The use of corticosteroids in the treatment of young children with wheezing associated with viral infections is controversial. Recent studies have shown a small benefit in children two to 23 months of age when oral corticosteroids are used for wheezing.
Csonka and associates used a randomized, double-blind, placebo-controlled trial to evaluate the use of oral prednisolone in children with acute respiratory distress. Participants ranged from six to 35 months of age, with acute tachypnea representing an apparent viral respiratory infection. Children were excluded from the study if they had a diagnosis of asthma or chronic pulmonary disease, or multiple prior episodes of wheezing. The outcomes measured included exacerbation of symptoms, hospital length of stay, and duration of symptoms.
The participants received a placebo or oral prednisolone (2 mg per kg per day) in two divided doses for three days after an initial dose of 2 mg per kg in the emergency department. Patients were hospitalized if they continued to wheeze despite two doses of inhaled albuterol. Hospitalized patients continued using inhaled albuterol and may have received additional corticosteroids if deemed necessary by the treating physician.
Treating five patients with oral prednisolone prevented one child from needing additional asthma rescue medication, one child from requiring longer hospitalization, and one child from having symptoms lasting three or more days. The need for hospitalization (usually determined within 4.3 hours after arrival in the emergency department) was not affected by oral prednisolone treatment. Independent effect analysis showed that placebo use was an independent risk factor for the need for additional medication and longer hospitalization. Reported adverse reactions were mild and resolved spontaneously. First-time wheezers were less likely to require additional asthma medication.
The authors conclude that, in children six to 35 months of age with viral-induced respiratory distress, oral prednisolone reduces the need for additional medications and reduces the length of symptoms.

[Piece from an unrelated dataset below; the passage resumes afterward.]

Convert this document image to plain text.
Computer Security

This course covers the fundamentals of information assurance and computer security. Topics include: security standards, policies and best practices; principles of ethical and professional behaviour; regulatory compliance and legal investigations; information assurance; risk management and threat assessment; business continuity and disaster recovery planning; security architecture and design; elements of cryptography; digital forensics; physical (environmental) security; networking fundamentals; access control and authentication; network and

In an editorial in the same issue, Weinberger explains the variation in study conclusions relating to the value of corticosteroids in the treatment of bronchiolitis (viral-induced respiratory infection) by timing of the first dose of corticosteroids (the earlier the better) or the dosages used (the higher the better). He concludes that early administration of a high dose of corticosteroids is probably appropriate to decrease the hospitalization rate. The use of bronchodilators also may provide some benefit. If bronchodilator response is good, it should be continued, along with a short course of steroids. Supportive measures such as adequate oxygenation and hydration remain the uncontroversial aspects of bronchiolitis care.